Student urges Jays to inform themselves, understand what constitutes sexual assault

Alyssa Broda April 24, 2013 0

The Elizabethtown College sexual misconduct policy is a vital read for every student on the College’s campus. Too many people view rape as a violent act perpetrated by a man with a mask hiding in the bushes. As a result of this inaccurate image of sexual assault, many women and men write off sexual assault as bad sex or a giant one-night mistake. The College’s handbook describes in great detail what consent is and how one knows when someone else is consenting (hint: it is not as simple as you might think). It also gives real risk reduction tips for both the potential victim and potential initiator of sexual assault. The College understands that women are raped in their dorm rooms or at parties by men who think are friends, not by men lurking in back alleys. This real understanding of sexual assault and rape is rare in a world where only some rapes are seen as “legitimate” and victims are often blamed for their attacks. By accurately portraying rape, the College has created a system where victims are safe to report sexual violence and rapists actions are never excused.
The handbook describes lack of consent as the critical factor in any incident of sexual assault. It states that consent is informed, freely and actively given and requires clear communication from all parties involved. Silence is not and cannot be interpreted as consent. The handbook also makes a clear distinction between seduction and coercion. Coercion, when someone unreasonably pressures someone else for sex, violates the school policy as much as physically forcing someone into sex. One of the most important descriptions of lack of consent is sex under the influence of alcohol and/or drugs. When someone is under any influence, whether alcohol or drugs, effective consent is not possible.
In addition, the use of alcohol or drugs is not an excuse to rape. The idea of consent seems elementary, but many students still do not grasp the concept. Many rapists don’t know they are rapists. In a study profiling over 1500 students, one in 12 college-age men admit to meeting the definition of rape or attempted rape, but none of these men identify themselves as rapists. In the Steubinville rape trial, students testified they did not stop the two football players from raping the unconscious 16-year-old because they did not think it was rape. They did not think penetrating an unconscious girl was not violent enough to be nonconsensual. The College’s policy clearly states what consensual sex is and is not. More students need to clearly understand consent so they can know if they have been raped and so they do not become rapists themselves.

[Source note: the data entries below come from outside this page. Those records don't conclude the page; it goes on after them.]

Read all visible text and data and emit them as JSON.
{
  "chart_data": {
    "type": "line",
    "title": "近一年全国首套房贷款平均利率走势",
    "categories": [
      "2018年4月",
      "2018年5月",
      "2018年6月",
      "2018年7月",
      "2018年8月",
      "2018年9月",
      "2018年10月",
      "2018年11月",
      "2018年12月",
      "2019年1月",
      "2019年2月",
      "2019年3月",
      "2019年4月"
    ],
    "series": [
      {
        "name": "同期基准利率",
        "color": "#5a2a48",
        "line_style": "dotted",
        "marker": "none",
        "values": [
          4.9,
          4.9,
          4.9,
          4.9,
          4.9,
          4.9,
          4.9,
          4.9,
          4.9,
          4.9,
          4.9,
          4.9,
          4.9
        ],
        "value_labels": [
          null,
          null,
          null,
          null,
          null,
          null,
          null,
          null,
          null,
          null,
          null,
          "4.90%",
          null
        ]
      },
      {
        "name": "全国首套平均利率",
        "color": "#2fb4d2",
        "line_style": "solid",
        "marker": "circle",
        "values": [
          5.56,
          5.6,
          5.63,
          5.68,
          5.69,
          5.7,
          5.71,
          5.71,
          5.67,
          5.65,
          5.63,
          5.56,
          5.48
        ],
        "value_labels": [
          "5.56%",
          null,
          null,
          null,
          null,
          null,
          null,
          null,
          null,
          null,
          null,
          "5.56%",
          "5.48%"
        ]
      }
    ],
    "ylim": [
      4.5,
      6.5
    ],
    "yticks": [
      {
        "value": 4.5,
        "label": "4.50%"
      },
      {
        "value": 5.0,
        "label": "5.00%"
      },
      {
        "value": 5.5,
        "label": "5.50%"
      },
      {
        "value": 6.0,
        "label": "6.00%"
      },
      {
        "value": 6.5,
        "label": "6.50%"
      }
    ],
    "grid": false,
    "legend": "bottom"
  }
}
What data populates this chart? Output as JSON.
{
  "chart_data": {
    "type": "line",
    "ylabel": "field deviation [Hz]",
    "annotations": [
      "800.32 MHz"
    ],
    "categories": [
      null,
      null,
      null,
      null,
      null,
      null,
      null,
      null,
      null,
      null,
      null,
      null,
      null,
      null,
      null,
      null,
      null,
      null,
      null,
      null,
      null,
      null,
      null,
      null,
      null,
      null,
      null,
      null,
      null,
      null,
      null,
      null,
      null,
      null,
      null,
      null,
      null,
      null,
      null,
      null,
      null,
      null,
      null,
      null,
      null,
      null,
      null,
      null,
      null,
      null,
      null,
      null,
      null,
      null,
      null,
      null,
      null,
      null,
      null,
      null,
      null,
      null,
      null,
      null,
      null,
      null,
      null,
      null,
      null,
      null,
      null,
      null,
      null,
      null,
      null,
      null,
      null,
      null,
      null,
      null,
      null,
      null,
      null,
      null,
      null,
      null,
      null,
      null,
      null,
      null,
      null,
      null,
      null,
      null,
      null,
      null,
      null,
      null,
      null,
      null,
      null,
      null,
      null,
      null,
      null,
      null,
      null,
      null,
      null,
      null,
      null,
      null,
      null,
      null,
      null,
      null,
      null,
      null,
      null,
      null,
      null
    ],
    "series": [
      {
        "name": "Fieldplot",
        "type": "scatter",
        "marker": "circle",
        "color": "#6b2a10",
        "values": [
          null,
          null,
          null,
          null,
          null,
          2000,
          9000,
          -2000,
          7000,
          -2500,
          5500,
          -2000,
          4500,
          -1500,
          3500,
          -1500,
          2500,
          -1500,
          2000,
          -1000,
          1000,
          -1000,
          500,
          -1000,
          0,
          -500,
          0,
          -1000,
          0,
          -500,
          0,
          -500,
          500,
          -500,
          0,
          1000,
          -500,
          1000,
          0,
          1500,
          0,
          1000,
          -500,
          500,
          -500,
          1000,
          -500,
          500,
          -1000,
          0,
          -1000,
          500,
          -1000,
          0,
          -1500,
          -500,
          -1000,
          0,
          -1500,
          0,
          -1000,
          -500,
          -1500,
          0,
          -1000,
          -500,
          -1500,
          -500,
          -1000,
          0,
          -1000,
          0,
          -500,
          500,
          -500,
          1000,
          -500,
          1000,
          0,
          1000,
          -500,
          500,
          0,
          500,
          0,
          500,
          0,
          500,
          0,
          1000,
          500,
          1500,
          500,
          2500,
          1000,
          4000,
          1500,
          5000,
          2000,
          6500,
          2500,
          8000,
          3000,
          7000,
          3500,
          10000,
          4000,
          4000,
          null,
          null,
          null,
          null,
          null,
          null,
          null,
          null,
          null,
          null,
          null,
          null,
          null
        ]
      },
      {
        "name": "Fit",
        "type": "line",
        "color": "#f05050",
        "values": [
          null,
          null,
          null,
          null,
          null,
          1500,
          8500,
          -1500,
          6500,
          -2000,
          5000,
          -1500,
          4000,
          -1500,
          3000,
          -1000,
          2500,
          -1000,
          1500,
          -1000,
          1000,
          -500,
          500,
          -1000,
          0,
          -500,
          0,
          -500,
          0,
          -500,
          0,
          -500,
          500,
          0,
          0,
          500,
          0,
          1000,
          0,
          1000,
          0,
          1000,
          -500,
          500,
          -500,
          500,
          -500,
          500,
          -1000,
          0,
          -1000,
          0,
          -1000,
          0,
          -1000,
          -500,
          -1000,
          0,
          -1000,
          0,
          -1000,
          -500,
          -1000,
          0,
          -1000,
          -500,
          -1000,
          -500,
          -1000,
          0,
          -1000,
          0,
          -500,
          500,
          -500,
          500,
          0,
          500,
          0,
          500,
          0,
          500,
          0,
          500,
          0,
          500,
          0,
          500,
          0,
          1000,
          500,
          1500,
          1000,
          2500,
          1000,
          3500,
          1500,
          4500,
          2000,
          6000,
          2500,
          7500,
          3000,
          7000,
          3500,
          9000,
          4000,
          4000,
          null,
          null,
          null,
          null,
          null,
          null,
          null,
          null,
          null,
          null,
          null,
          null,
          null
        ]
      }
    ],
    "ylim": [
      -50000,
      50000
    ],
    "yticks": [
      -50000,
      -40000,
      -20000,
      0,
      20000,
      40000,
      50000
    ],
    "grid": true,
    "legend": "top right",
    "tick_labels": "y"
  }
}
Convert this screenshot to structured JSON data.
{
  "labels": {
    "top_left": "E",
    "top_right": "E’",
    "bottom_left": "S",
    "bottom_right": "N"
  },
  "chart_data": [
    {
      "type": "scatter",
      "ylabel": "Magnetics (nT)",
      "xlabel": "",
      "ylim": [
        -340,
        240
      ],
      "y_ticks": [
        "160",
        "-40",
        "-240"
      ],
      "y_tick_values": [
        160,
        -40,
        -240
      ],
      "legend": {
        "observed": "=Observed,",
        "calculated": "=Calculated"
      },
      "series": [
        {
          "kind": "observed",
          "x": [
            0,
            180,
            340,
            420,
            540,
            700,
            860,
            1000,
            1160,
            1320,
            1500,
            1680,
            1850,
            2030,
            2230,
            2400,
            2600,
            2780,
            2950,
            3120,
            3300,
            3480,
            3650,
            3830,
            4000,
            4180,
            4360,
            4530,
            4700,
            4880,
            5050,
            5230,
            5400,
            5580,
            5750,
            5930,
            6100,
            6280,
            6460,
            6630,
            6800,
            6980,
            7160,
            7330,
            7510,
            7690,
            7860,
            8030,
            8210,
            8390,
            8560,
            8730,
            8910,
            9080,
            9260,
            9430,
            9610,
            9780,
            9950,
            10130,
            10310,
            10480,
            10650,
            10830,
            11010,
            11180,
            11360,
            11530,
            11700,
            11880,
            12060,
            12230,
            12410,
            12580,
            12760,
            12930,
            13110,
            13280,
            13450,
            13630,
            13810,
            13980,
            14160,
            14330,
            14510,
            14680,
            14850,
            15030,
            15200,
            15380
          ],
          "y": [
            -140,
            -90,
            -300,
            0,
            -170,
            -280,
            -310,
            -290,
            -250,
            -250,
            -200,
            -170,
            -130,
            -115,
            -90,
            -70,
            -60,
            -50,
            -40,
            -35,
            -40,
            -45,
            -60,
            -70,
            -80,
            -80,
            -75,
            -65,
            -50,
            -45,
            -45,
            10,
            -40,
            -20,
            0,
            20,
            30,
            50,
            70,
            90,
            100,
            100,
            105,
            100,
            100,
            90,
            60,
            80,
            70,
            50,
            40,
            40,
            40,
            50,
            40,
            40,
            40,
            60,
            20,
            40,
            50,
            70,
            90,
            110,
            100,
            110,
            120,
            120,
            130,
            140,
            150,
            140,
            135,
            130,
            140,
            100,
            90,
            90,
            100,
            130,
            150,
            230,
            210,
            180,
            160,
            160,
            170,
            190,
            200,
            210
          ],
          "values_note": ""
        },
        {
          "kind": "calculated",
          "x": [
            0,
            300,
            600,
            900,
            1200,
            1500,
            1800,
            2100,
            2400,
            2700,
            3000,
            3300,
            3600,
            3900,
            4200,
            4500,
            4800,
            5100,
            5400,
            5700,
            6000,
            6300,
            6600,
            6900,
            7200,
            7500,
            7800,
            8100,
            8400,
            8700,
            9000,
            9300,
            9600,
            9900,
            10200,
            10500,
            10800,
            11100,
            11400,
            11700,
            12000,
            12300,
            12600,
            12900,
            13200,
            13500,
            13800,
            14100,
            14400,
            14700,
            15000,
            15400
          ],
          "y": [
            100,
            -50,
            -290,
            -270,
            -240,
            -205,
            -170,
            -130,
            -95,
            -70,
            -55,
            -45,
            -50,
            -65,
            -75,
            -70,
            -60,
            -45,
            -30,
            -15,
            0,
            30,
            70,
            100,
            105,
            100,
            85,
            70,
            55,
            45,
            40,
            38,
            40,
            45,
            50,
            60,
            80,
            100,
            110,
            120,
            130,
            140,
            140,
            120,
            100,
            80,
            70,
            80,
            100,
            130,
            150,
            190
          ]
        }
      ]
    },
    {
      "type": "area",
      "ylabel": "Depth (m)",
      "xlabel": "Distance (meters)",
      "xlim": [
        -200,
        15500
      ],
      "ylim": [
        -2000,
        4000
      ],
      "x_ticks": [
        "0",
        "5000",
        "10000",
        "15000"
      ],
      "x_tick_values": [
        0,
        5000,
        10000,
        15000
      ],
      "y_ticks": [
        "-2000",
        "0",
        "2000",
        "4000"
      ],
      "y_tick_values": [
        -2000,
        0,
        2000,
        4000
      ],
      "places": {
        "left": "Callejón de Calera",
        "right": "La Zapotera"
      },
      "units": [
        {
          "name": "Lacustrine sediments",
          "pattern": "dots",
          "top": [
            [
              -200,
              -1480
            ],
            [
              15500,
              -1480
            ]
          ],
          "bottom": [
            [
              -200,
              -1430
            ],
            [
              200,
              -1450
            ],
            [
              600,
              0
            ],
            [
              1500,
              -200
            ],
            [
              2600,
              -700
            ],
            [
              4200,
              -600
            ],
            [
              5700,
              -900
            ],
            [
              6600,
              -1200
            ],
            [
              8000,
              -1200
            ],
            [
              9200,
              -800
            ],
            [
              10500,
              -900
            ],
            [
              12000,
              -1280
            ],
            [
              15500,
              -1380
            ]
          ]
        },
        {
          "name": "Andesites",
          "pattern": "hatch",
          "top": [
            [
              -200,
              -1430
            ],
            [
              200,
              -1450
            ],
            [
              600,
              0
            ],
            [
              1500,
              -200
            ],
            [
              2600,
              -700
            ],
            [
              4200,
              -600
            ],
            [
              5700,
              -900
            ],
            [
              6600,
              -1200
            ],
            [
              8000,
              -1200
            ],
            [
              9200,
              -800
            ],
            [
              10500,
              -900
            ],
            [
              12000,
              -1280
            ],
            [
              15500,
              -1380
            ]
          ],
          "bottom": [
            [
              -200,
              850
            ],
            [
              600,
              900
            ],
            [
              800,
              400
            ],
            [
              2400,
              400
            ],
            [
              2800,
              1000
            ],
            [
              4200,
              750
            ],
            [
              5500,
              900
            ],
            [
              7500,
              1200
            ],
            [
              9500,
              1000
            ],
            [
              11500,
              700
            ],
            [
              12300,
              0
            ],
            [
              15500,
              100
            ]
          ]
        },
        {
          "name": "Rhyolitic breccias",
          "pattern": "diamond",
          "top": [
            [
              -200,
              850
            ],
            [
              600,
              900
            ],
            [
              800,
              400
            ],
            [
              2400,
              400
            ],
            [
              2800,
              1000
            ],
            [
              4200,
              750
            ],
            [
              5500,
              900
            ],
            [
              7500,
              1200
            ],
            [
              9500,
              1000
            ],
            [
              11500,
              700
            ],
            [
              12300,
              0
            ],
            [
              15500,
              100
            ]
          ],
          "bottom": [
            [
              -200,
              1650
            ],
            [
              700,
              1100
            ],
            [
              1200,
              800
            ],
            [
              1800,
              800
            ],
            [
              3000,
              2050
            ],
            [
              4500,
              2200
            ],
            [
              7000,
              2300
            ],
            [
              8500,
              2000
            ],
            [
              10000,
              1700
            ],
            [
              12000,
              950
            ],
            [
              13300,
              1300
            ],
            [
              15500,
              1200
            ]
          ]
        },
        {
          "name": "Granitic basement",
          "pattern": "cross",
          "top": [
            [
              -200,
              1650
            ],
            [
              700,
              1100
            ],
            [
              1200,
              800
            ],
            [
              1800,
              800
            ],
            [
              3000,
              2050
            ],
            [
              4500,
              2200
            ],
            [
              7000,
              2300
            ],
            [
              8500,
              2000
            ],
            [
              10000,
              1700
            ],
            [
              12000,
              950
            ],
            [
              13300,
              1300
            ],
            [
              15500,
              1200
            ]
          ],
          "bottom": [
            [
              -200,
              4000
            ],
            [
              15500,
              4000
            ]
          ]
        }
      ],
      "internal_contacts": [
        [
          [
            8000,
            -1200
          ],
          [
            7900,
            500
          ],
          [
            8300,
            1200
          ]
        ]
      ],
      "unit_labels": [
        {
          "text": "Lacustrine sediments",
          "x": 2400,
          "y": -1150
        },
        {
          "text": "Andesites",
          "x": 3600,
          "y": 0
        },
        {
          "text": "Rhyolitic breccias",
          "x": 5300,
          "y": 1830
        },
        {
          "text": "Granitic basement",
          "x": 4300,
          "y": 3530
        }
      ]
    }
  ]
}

In addition to consent, the College’s sexual misconduct policy lists risk reduction tips. Many times, tips to prevent rape include “don’t walk alone at night” and “don’t wear your hair long because rapists can grab you by the hair.” These so-called tips perpetuate the idea that women are raped by random men that attack them in public. According to the Rape, Abuse & Incest, National Network (RAINN), two-thirds of victims know their attacker, and 38 percent of victims are raped by a friend or acquaintance. The College’s rape reduction tips include “say no clearly,” “be assertive” and “don’t be a silent by-stander.” The handbook also clearly indicates that even if a victim was not assertive and did not clearly say no, she or he is in no way at fault, and the rapist is still very responsible for his or her own actions.
In addition to risk reduction tips for potential victims, there are tips so that students do not commit acts of sexual violence. “DO NOT MAKE ASSUMPTIONS” is labeled loud and clear as the very first tip. Other tips include “Mixed messages are a clear indication you should step back” and “Don’t take advantage of one’s drunkenness or drugged state.” These tips recognize that students are raped by people they know and trust enough to allow themselves to be in an inhibited state around. It also clearly recognizes that people take advantage of people who have been drinking or using drugs, but their intoxication is not an invitation for sexual behavior. The College’s tips hold the rapist responsible, something other rape prevention tips fail to do.
The College’s sexual misconduct policy is a clear indication that administration understands how rape is perpetrated on college campuses. It also shows initiative to protect and support victims without blame. “She was drinking,” or “she seemed into it at first,” is not an excuse, nor is “I was too drunk to know what I was doing.” Drinking and hook-up culture are part of college life, and whether or not that is good or bad is irrelevant to this conversation. It is vital, however, that students know the difference between a bad hook-up and sexual assault. Reading the College’s policy helps students know the difference.